By Maria C. Morrow | Catholic News Service
I’m in an online group of Catholic moms of teens, and based on the posts in that group, it’s clear that many of us struggle with how best to parent our teens.
From dealing with them dating to driving to going off to college, it’s an exciting (and nerve-wracking) time! One other issue looms large and can be a big source of worry: Many of us are especially concerned about passing on our Catholic faith.
Hopefully, by the time they are teens, our kids have seen how much we love Jesus and value being part of the Catholic Church. They should know both the joy of the faith and the sacrifices of taking up the cross to follow Jesus.
Our witness to the faith will continue to have great impact on our children in their teen years, even if we can’t perceive the difference it is making.
As they become adults, they will remember their parents making sacrifices to get to Sunday Mass, to make time for prayer, to seek out the sacrament of confession and to help those in need.
However, we may not be able to reach our children through direct teaching as we once did. Forming them in the faith as young children might have felt easier or more natural, whereas now it can seem to be an act of imposing our wills on theirs at a time where they are desiring a degree of independence from us.
For this reason, perhaps the most important task is to maintain a good relationship with our teens, so that they feel valued and their opinions respected, knowing our unconditional love.
When we are able to maintain a relationship where our teens are confident of our love and comfortable spending time with us, we will have openings for talking about being Catholic. We might even find ourselves impressed with their enthusiasm, faith and desire to do good in the world.
Teens, like younger children, continue to ask questions, and yet now they are more capable of understanding certain arguments.
We may find ourselves confronted with a direct question, such as, “Why do Catholics believe X?” Or they may even make statements that offend us, such as “I think it’s so stupid that the church X.”
These are our opportunities for continuing to share the faith with our kids, and we should be grateful that they are thinking about these topics, even when it seems to challenge Catholic beliefs.
It may happen that we don’t have an answer to a challenging question, or we lack the ready response to an angry assertion.
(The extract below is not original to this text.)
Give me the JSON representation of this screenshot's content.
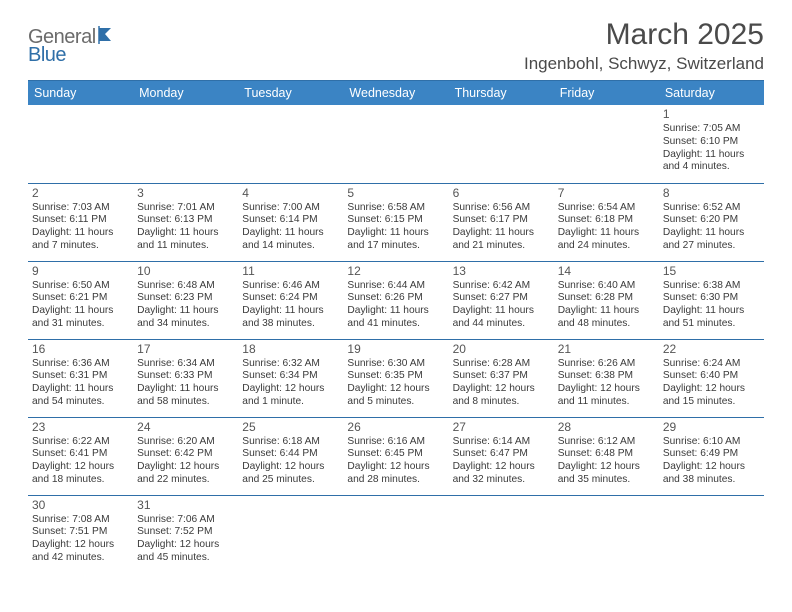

It may not be ideal, but it is perfectly OK to admit to your teens that you want to do some more research and continue the conversation later.
The Catechism of the Catholic Church is a great resource where we can find answers, and there are many other books to help us learn more about church teachings. Our willingness to admit we don’t know everything and want to learn more about the views of our faith can itself be a powerful witness.
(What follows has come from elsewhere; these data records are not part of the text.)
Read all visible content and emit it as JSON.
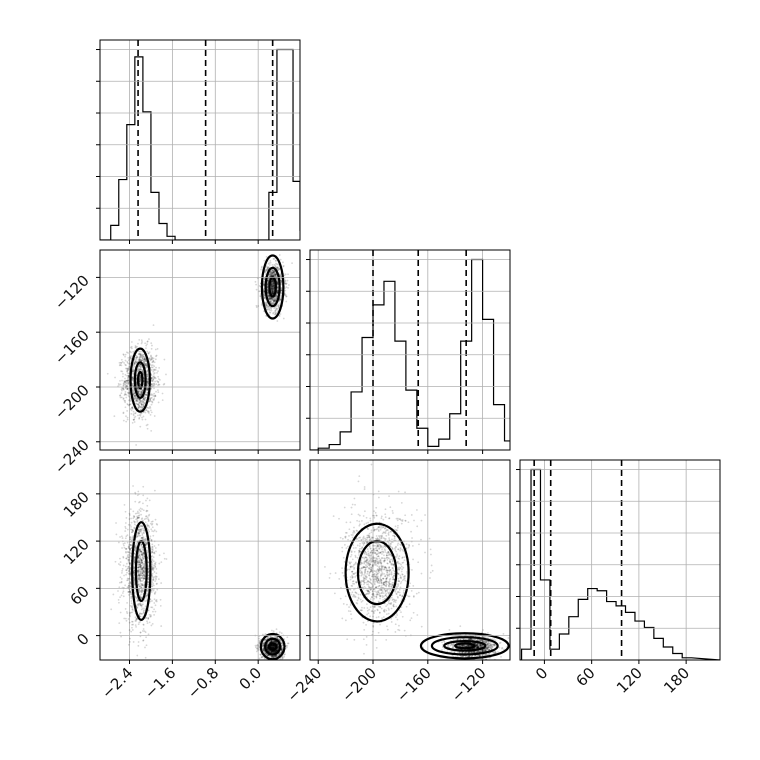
{
  "chart_data": {
    "type": "corner",
    "parameters": [
      "p0",
      "p1",
      "p2"
    ],
    "colors": {
      "line": "#000000",
      "grid": "#b0b0b0",
      "samples": "#000000"
    },
    "grid": true,
    "axes": {
      "p0": {
        "range": [
          -2.95,
          0.78
        ],
        "ticks": [
          -2.4,
          -1.6,
          -0.8,
          0.0
        ],
        "tick_labels": [
          "−2.4",
          "−1.6",
          "−0.8",
          "0.0"
        ]
      },
      "p1": {
        "range": [
          -246,
          -100
        ],
        "ticks": [
          -240,
          -200,
          -160,
          -120
        ],
        "tick_labels": [
          "−240",
          "−200",
          "−160",
          "−120"
        ]
      },
      "p2": {
        "range": [
          -31,
          223
        ],
        "ticks": [
          0,
          60,
          120,
          180
        ],
        "tick_labels": [
          "0",
          "60",
          "120",
          "180"
        ]
      }
    },
    "marginals": [
      {
        "param": "p0",
        "bin_edges": [
          -2.9,
          -2.75,
          -2.6,
          -2.45,
          -2.3,
          -2.15,
          -2.0,
          -1.85,
          -1.7,
          -1.55,
          -1.4,
          0.05,
          0.2,
          0.35,
          0.5,
          0.65,
          0.78
        ],
        "counts": [
          0.0,
          0.8,
          3.3,
          6.3,
          10.0,
          7.0,
          2.6,
          0.9,
          0.2,
          0.0,
          0.0,
          0.0,
          2.6,
          10.4,
          10.4,
          3.2,
          0.5
        ],
        "quantiles": [
          -2.24,
          -0.98,
          0.27
        ]
      },
      {
        "param": "p1",
        "bin_edges": [
          -240,
          -232,
          -224,
          -216,
          -208,
          -200,
          -192,
          -184,
          -176,
          -168,
          -160,
          -152,
          -144,
          -136,
          -128,
          -120,
          -112,
          -104,
          -98
        ],
        "counts": [
          0.1,
          0.3,
          1.0,
          3.2,
          6.2,
          8.0,
          9.3,
          6.0,
          3.3,
          1.2,
          0.2,
          0.6,
          2.0,
          6.0,
          10.5,
          7.2,
          2.5,
          0.5
        ],
        "quantiles": [
          -200,
          -167,
          -132
        ]
      },
      {
        "param": "p2",
        "bin_edges": [
          -29,
          -17,
          -5,
          7,
          19,
          31,
          43,
          55,
          67,
          79,
          91,
          103,
          115,
          127,
          139,
          151,
          163,
          175,
          187
        ],
        "counts": [
          0.5,
          8.8,
          3.7,
          0.5,
          1.2,
          2.0,
          2.8,
          3.3,
          3.2,
          2.7,
          2.5,
          2.2,
          1.8,
          1.5,
          1.0,
          0.6,
          0.3,
          0.1
        ],
        "quantiles": [
          -13,
          8,
          98
        ]
      }
    ],
    "joint_modes": [
      {
        "mean": [
          -2.2,
          -196,
          85
        ],
        "sd": [
          0.15,
          12,
          35
        ]
      },
      {
        "mean": [
          0.27,
          -127,
          -15
        ],
        "sd": [
          0.1,
          8,
          7
        ]
      }
    ],
    "contours": [
      {
        "x": "p0",
        "y": "p1",
        "mode": 0,
        "center": [
          -2.2,
          -195
        ],
        "semi_axes": [
          [
            0.18,
            23
          ],
          [
            0.1,
            13
          ],
          [
            0.04,
            6
          ]
        ]
      },
      {
        "x": "p0",
        "y": "p1",
        "mode": 1,
        "center": [
          0.27,
          -127
        ],
        "semi_axes": [
          [
            0.2,
            23
          ],
          [
            0.13,
            14
          ],
          [
            0.06,
            7
          ]
        ]
      },
      {
        "x": "p0",
        "y": "p2",
        "mode": 0,
        "center": [
          -2.18,
          82
        ],
        "semi_axes": [
          [
            0.17,
            62
          ],
          [
            0.1,
            38
          ]
        ]
      },
      {
        "x": "p0",
        "y": "p2",
        "mode": 1,
        "center": [
          0.27,
          -14
        ],
        "semi_axes": [
          [
            0.22,
            16
          ],
          [
            0.14,
            10
          ],
          [
            0.07,
            4
          ]
        ]
      },
      {
        "x": "p1",
        "y": "p2",
        "mode": 0,
        "center": [
          -197,
          80
        ],
        "semi_axes": [
          [
            23,
            62
          ],
          [
            14,
            40
          ]
        ]
      },
      {
        "x": "p1",
        "y": "p2",
        "mode": 1,
        "center": [
          -133,
          -13
        ],
        "semi_axes": [
          [
            32,
            16
          ],
          [
            24,
            11
          ],
          [
            15,
            6
          ],
          [
            7,
            3
          ]
        ]
      }
    ]
  }
}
Being Catholic isn’t about being perfect or knowing everything, but it is important to recognize where we can continue to grow in our knowledge and practice of the faith.
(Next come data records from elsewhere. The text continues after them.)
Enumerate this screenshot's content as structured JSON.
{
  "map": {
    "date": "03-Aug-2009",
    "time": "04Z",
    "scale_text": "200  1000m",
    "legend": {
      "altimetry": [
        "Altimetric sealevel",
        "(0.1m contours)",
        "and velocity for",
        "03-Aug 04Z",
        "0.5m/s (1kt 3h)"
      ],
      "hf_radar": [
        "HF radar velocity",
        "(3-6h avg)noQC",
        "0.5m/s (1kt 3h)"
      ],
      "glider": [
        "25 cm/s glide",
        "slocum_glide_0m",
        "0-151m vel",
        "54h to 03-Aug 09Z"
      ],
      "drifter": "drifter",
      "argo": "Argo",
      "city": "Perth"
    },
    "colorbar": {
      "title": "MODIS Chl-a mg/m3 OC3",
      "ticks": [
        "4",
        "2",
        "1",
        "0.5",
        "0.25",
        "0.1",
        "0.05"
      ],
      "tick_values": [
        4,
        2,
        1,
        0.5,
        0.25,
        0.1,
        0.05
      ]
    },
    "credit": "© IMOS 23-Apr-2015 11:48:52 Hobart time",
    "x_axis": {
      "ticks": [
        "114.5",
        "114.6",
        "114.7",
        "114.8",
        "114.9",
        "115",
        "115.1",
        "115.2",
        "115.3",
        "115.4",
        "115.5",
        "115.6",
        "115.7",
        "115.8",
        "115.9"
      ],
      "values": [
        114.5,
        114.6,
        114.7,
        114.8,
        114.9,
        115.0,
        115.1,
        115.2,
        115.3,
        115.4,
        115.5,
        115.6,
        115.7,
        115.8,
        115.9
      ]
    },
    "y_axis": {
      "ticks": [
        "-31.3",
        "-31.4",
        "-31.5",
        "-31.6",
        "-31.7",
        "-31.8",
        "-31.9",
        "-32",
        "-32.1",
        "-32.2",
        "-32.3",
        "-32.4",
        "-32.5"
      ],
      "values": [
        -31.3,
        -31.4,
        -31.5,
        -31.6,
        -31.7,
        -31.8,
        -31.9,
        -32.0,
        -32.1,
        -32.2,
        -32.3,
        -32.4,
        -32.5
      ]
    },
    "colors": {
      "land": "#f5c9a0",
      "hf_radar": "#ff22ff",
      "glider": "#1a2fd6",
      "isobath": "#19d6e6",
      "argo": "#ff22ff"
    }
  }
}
This is also true when it comes to making mistakes. It’s helpful to remember that our teens are works in progress and they will make mistakes, just as we did as teens and still do as adults.
Occasionally parents see their teens heading down scary paths where they must intervene. But there are other times when we are simply disappointed in their behavior or surprised by their attitudes because they fall short of what we expected or wanted for them.
If we think back to our teenage years, no doubt we will realize that we weren’t perfect as teens either!
We want our teens to grow in independence, and that means they have to learn from their mistakes. Within reason, we have to let them make mistakes.
What we don’t want is for our children to give up or give in to a downward spiral where they feel their lives have become irredeemable. Here we can see the importance of maintaining a close relationship where our children are confident in our unconditional love and the knowledge that they are always enough for us.
Even in their mistakes, they remain our beloved children and God’s beloved children.
And amazingly, God’s grace can always meet us where we are at that moment. Both we and our teens need to remember this so that we don’t despair during times of difficulty.
The sacrament of confession provides a great opportunity for that sporting spirit of being willing to admit fault, seek forgiveness and try again. If we can help provide opportunities for confession, and frequent it ourselves, we can help our kids to stay positive and optimistic even when they know they have made a mistake.
As our teens become young adults, we want them to remember our love and God’s love for them, making those relationships feel affirming.
We can embrace their curiosity and intellectual ability for understanding the faith with our willingness to have difficult conversations. Our faith can help them and us to contextualize mistakes as opportunities to grow closer to God.
Maria C. Morrow holds a doctorate in theology and is the author of “A Busy Parent’s Guide to a Meaningful Lent” and “Sin in the Sixties: Catholics and Confession, 1955-1975.” She is the mother of seven children and resides in New Jersey.